Sky-rocketing PC prices will prompt organisations in the UK and Europe to lengthen the lifetime of their machines by six months, Gartner has warned.
According to the market watcher, PC vendors selling into Europe will have little choice but to imminently hike their prices to cover the impact of their declining "dollarised" profits. Prices could rise by up to ten per cent in the Eurozone and Japan, where local currencies have fallen by a fifth since the start of 2015, Gartner predicted.
Larger firms will react by shifting budgets earmarked for PCs to software and services and sweating old machines for longer, the market watcher opined.

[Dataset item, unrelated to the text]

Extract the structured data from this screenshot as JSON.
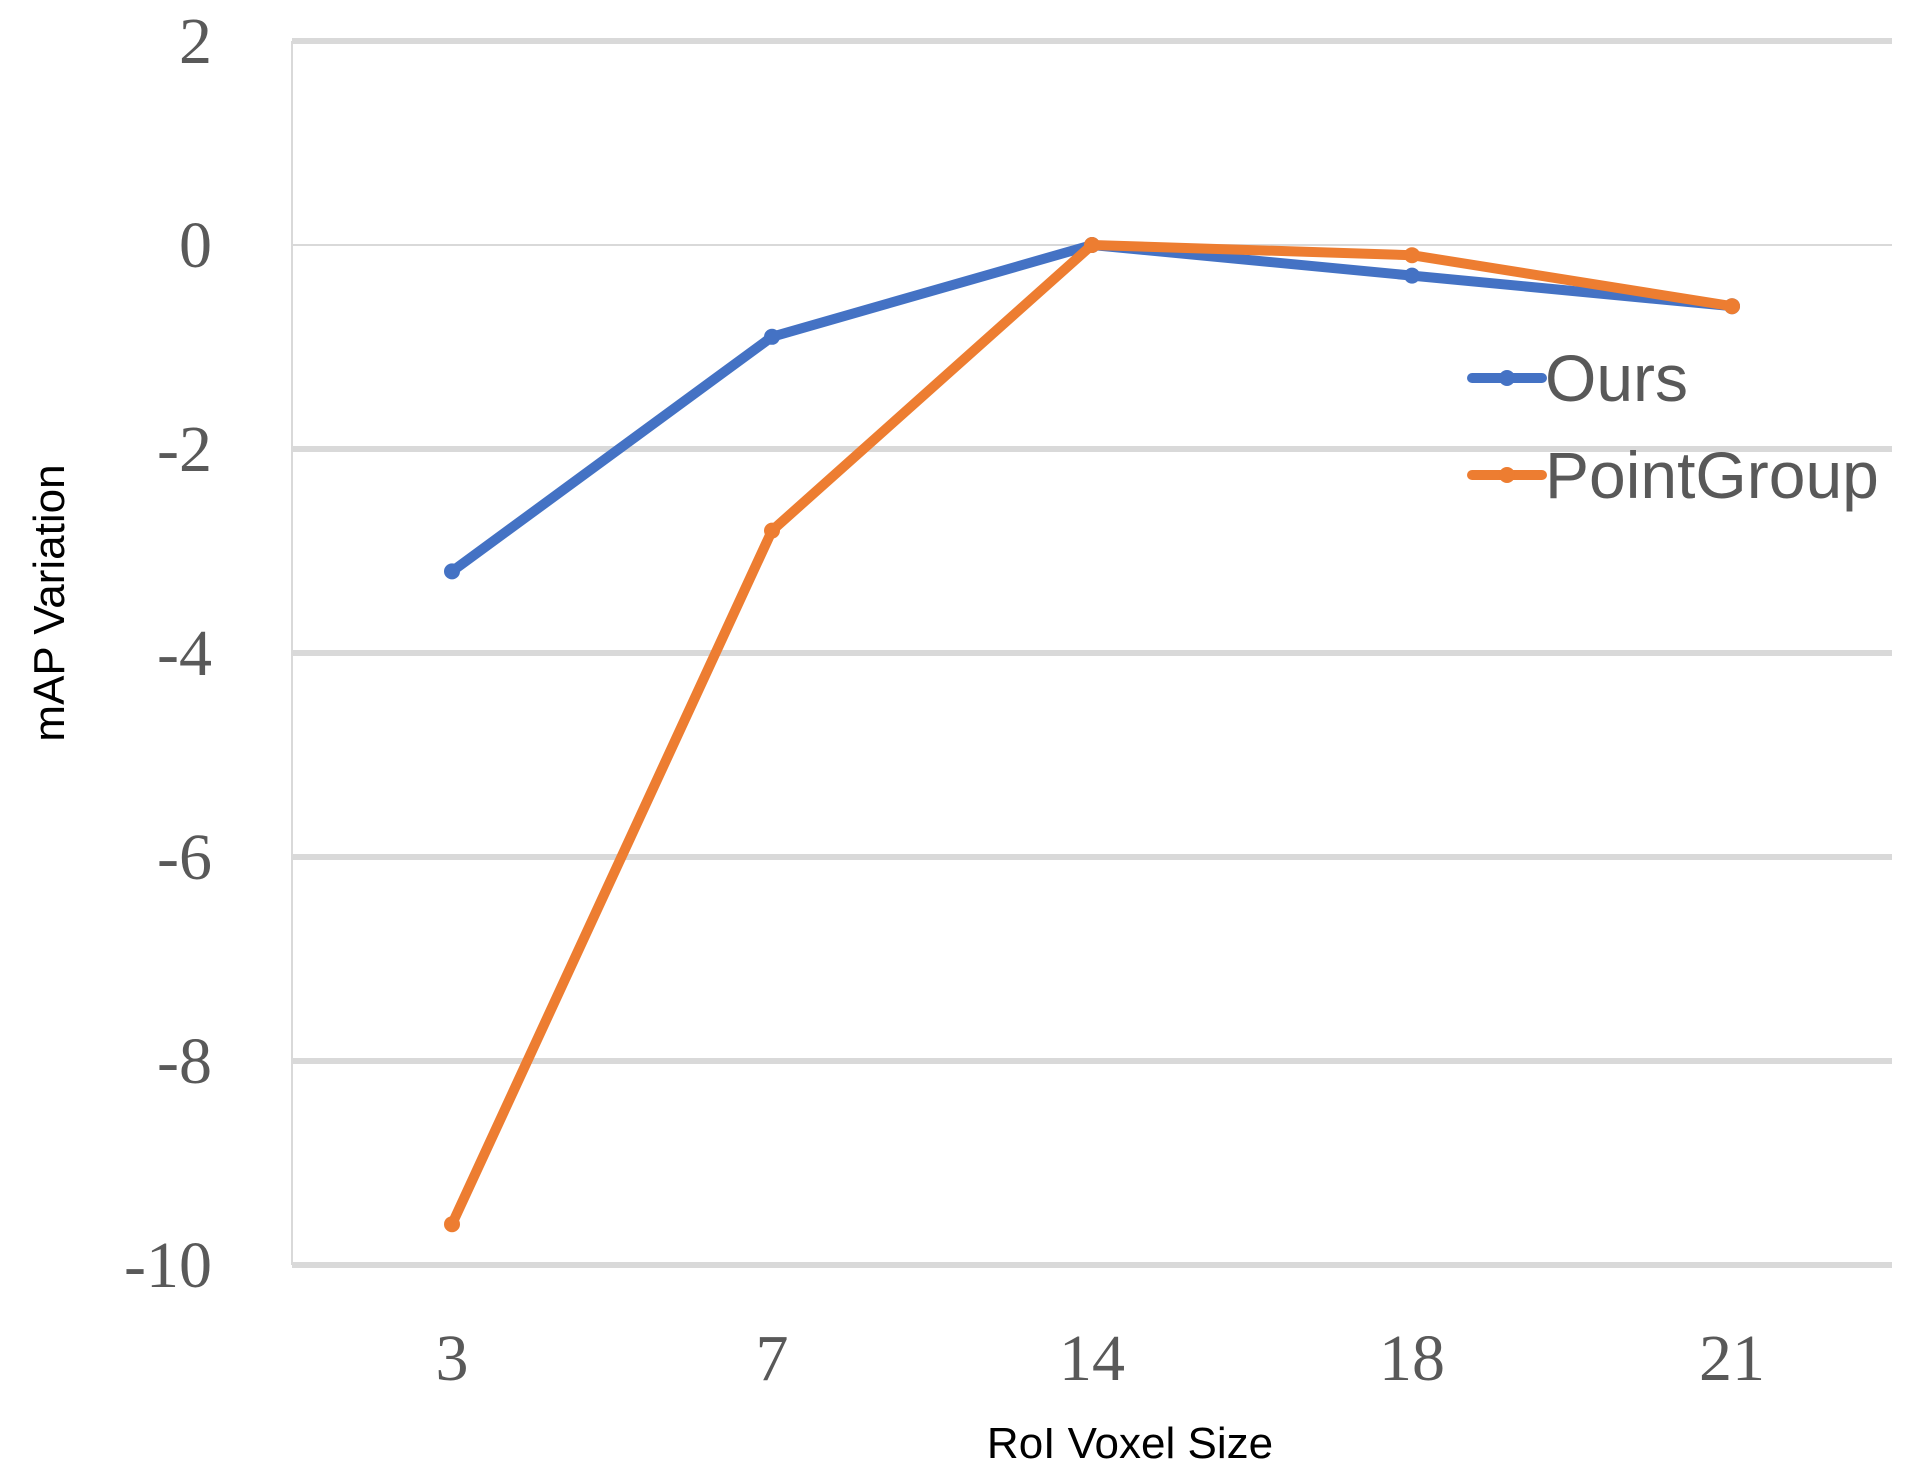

"Large organisations will look to lengthen their PC lifetimes by six months (10 per cent) in comparison with 2014, rather than buying less expensive models or removing requirements for key features," said Ranjit Atwal, research director at Gartner. "In addition, purchases of optical drives and optional accessories will disappear."
This is contrast to consumers, 30 per cent of which Gartner expects will react by buying down the price curve rather than holding off purchasing altogether.
The sharp appreciation of the dollar against the euro and other currencies has been a punch in the guts to the US-based IT giants this year, with IBM, for instance, seeing EMEA sales plunge by a fifth in Q1.
But the PC manufacturers have a few tricks up their sleeve to minimise the damage, Atwal said.
"Device vendors will mitigate the impact of their declining "dollarised" profits by taking advantage of single-digit-percentage decreases in PC component costs during 2015, and by selling PCs with fewer features to keep prices down," Atwal said.
"However, vendors' margins will fall, even as they shift their shipment focus to the regions least affected by these currency effects."
Despite the havoc price fluctuations are wreaking, Gartner still expects that total end user spending on devices in constant dollars will rise four per cent this year to $116bn.